Comparison to Common Archiving Solutions
Tests here were ran on .NET 8 Preview 3 NativeAOT, there aren't currently any significant differences here between runtimes.
All tests were ran under optimal thread count/best case scenario.

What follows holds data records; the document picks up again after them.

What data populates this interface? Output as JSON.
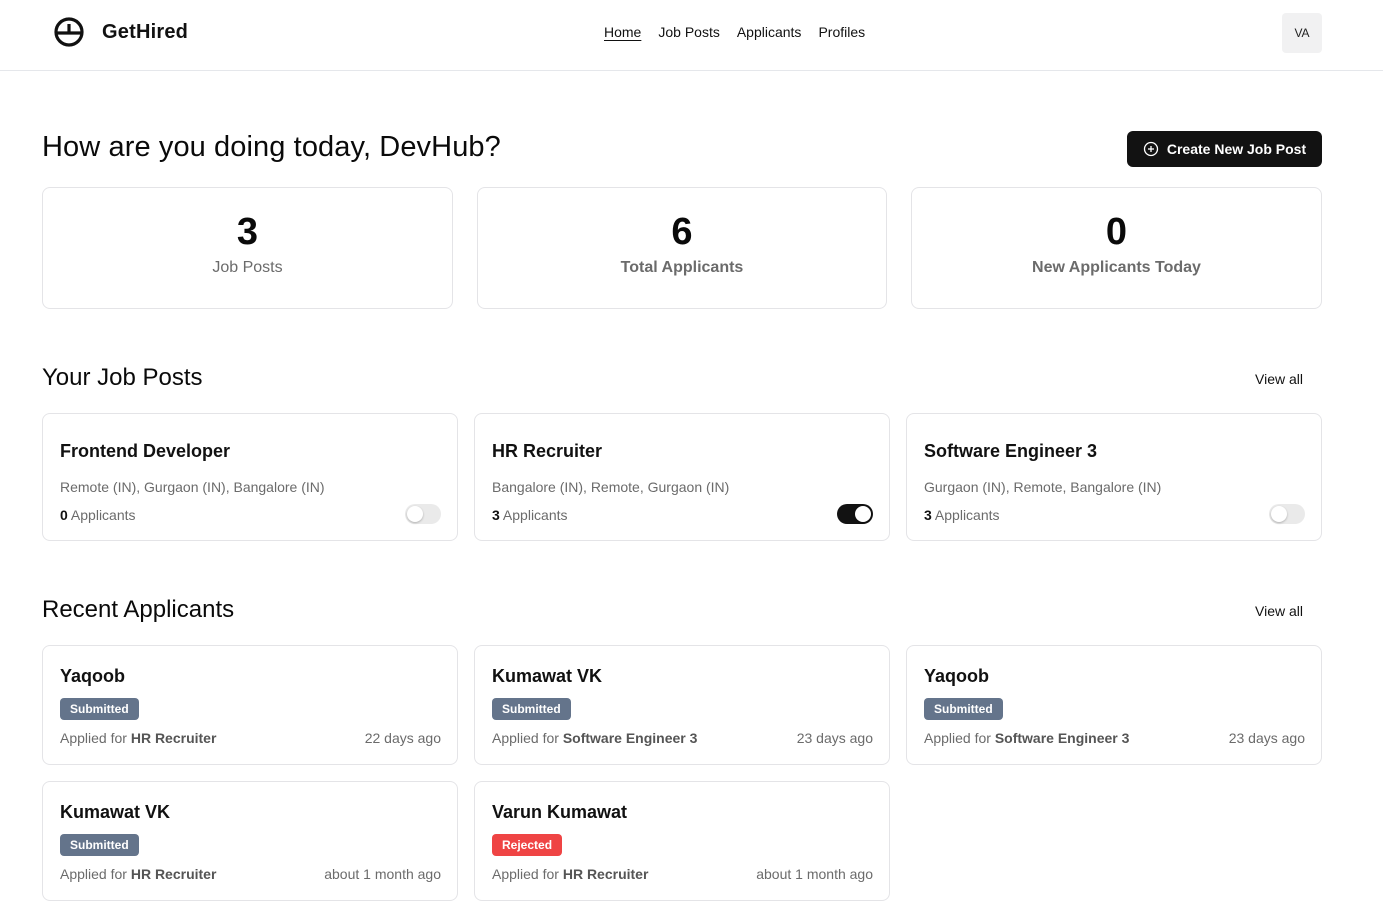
{
  "brand": {
    "name": "GetHired",
    "logo_icon": "brand-logo-icon"
  },
  "nav": [
    {
      "label": "Home",
      "active": true
    },
    {
      "label": "Job Posts",
      "active": false
    },
    {
      "label": "Applicants",
      "active": false
    },
    {
      "label": "Profiles",
      "active": false
    }
  ],
  "user": {
    "initials": "VA"
  },
  "greeting": "How are you doing today, DevHub?",
  "create_button": {
    "label": "Create New Job Post",
    "icon": "plus-circle-icon"
  },
  "stats": [
    {
      "value": "3",
      "label": "Job Posts"
    },
    {
      "value": "6",
      "label": "Total Applicants"
    },
    {
      "value": "0",
      "label": "New Applicants Today"
    }
  ],
  "job_posts_section": {
    "title": "Your Job Posts",
    "view_all": "View all",
    "items": [
      {
        "title": "Frontend Developer",
        "locations": "Remote (IN), Gurgaon (IN), Bangalore (IN)",
        "applicant_count": "0",
        "applicant_label": "Applicants",
        "active": false
      },
      {
        "title": "HR Recruiter",
        "locations": "Bangalore (IN), Remote, Gurgaon (IN)",
        "applicant_count": "3",
        "applicant_label": "Applicants",
        "active": true
      },
      {
        "title": "Software Engineer 3",
        "locations": "Gurgaon (IN), Remote, Bangalore (IN)",
        "applicant_count": "3",
        "applicant_label": "Applicants",
        "active": false
      }
    ]
  },
  "applicants_section": {
    "title": "Recent Applicants",
    "view_all": "View all",
    "applied_prefix": "Applied for",
    "items": [
      {
        "name": "Yaqoob",
        "status": "Submitted",
        "job": "HR Recruiter",
        "time": "22 days ago"
      },
      {
        "name": "Kumawat VK",
        "status": "Submitted",
        "job": "Software Engineer 3",
        "time": "23 days ago"
      },
      {
        "name": "Yaqoob",
        "status": "Submitted",
        "job": "Software Engineer 3",
        "time": "23 days ago"
      },
      {
        "name": "Kumawat VK",
        "status": "Submitted",
        "job": "HR Recruiter",
        "time": "about 1 month ago"
      },
      {
        "name": "Varun Kumawat",
        "status": "Rejected",
        "job": "HR Recruiter",
        "time": "about 1 month ago"
      }
    ]
  },
  "colors": {
    "primary": "#121212",
    "submitted": "#64748b",
    "rejected": "#ef4444",
    "border": "#e4e4e7",
    "muted": "#6b6b6b"
  }
}
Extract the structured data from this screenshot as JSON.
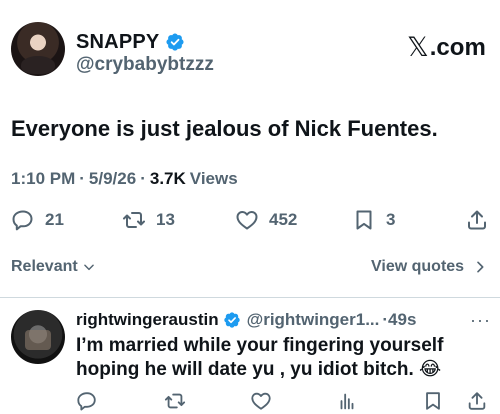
{
  "author": {
    "display_name": "SNAPPY",
    "handle": "@crybabybtzzz"
  },
  "brand": {
    "logo_text": ".com",
    "logo_glyph": "𝕏"
  },
  "tweet": {
    "text": "Everyone is just jealous of Nick Fuentes.",
    "time": "1:10 PM",
    "date": "5/9/26",
    "views_count": "3.7K",
    "views_label": "Views",
    "sep": "·"
  },
  "actions": {
    "replies": "21",
    "reposts": "13",
    "likes": "452",
    "bookmarks": "3"
  },
  "sort": {
    "relevant_label": "Relevant",
    "view_quotes_label": "View quotes"
  },
  "reply": {
    "display_name": "rightwingeraustin",
    "handle": "@rightwinger1...",
    "time": "·49s",
    "more": "···",
    "text": "I’m married while your fingering yourself hoping he will date yu , yu idiot bitch. 😂"
  },
  "colors": {
    "verified": "#1d9bf0",
    "secondary_text": "#536471",
    "divider": "#cfd9de"
  }
}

NX is entirely I/O bottlenecked here (on PCI-E 3.0 drive). Therefore in-memory benchmarks are also provided.
Compression Scripts
Zip (Maximum):
"7z.exe" a -tzip -mtp=0 -mm=Deflate -mmt=on -mx7 -mfb=64 -mpass=3 -bb0 -bse0 -bsp2 -mtc=on -mta=on "output" "input"
Zip (Maximum, Optimized):
"7z.exe" a -tzip -mtp=0 -mm=Deflate -mmt=on -mx7 -mfb=64 -mpass=1 -bb0 -bse0 -bsp2 -mtc=on -mta=on "output" "input"
7z (Normal):
7z.exe" a -t7z -m0=LZMA2 -mmt=on -mx5 -md=16m -mfb=32 -ms=4g -mqs=on -sccUTF-8 -bb0 -bse0 -bsp2 -mtc=on -mta=on "output" "input"
7z (Ultra):
7z.exe" a -t7z -m0=LZMA2 -mmt=on -mx9 -md=64m -mfb=64 -ms=16g -mqs=on -sccUTF-8 -bb0 -bse0 -bsp2 -mtc=on -mta=on "output" "input"
Nx (Archival Preset):
NexusMods.Archives.Nx.Cli.exe pack --source "input" --target "output" --solid-algorithm ZStandard --chunked-algorithm ZStandard --solidlevel 16 --chunkedlevel 9
Nx (Random Access Preset):
NexusMods.Archives.Nx.Cli.exe pack --source "input" --target "output" --solid-algorithm ZStandard --chunked-algorithm ZStandard --solidlevel -1 --chunkedlevel 9
Zip (Optimized) cannot be set via GUI, only via CMD parameter.
Unpacking Scripts
7z/Zip:
7z.exe" x -aos "-ooutput" -bb0 -bse0 -bsp2 -pdefault -sccUTF-8 -snz "input"
Nx:
./NexusMods.Archives.Nx.Cli.exe extract --source input --target "output"
Textures
Packing:
Method | Time Taken | Ratio (Time) | Size | Ratio (Size) |
---|---|---|---|---|
Zip (Maximum) | 17.385s | 2.34 | 1,957,310,894 | 1.24 |
Zip (Optimized) | 7.443s | 1.00 | 1,961,872,315 | 1.25 |
7z (Normal) | 73.572s | 9.88 | 1,616,082,220 | 1.03 |
7z (Ultra) | 120.746s | 16.23 | 1,570,741,070 | 1.00 |
Nx (Random Access, 12T) | 12.909s | 1.73 | 1,787,568,128 | 1.14 |
Nx (Archival, 12T) | 12.955s | 1.74 | 1,786,634,240 | 1.14 |
Unpacking:
Method | Time Taken | Ratio (Time) |
---|---|---|
Zip | 13.857s | 50.76 |
7z (Ultra) | 6.238s | 22.86 |
7z (Normal) | 3.705s | 13.57 |
Nx (12T) | 1.172s | 4.29 |
Nx [In-Memory] (12T) | 0.273s | 1.00 |
Logs
Packing:
Method | Time Taken | Ratio (Time) | Size | Ratio (Size) |
---|---|---|---|---|
Zip (Maximum) | 0.149s | 2.07 | 758,928 | 2.18 |
Zip (Optimized) | 0.115s | 1.60 | 768,374 | 2.21 |
7z (Normal) | 0.297s | 4.13 | 378,780 | 1.09 |
7z (Ultra) | 0.545s | 7.57 | 347,574 | 1.00 |
Nx (Archival, 12T) | 0.194s | 2.69 | 491,520 | 1.41 |
Nx (Random Access, 12T) | 0.072s | 1.00 | 708,608 | 2.04 |
Unpacking:
Method | Time Taken | Ratio (Time) |
---|---|---|
Zip | 0.214s | 167.19 |
7z (Ultra) | 0.225s | 175.78 |
7z (Normal) | 0.267s | 208.59 |
Nx (Random Access) | 0.127s | 99.22 |
Nx (Archival) | 0.127s | 99.22 |
Nx (Random Access) [In-Memory] (1T) | 0.00304s | 2.38 |
Nx (Archival) [In-Memory] (1T) | 0.00300s | 2.34 |
Nx (Random Access) [In-Memory] (4T) | 0.0016s | 1.25 |
Nx (Archival) [In-Memory] (4T) | 0.00128s | 1.00 |
Extraction is I/O bottlenecked; Windows is slow to create small files.
Random Access mode is not faster here due to nature of data set. For larger compressed blocks however, it achieves ~3.5x speed.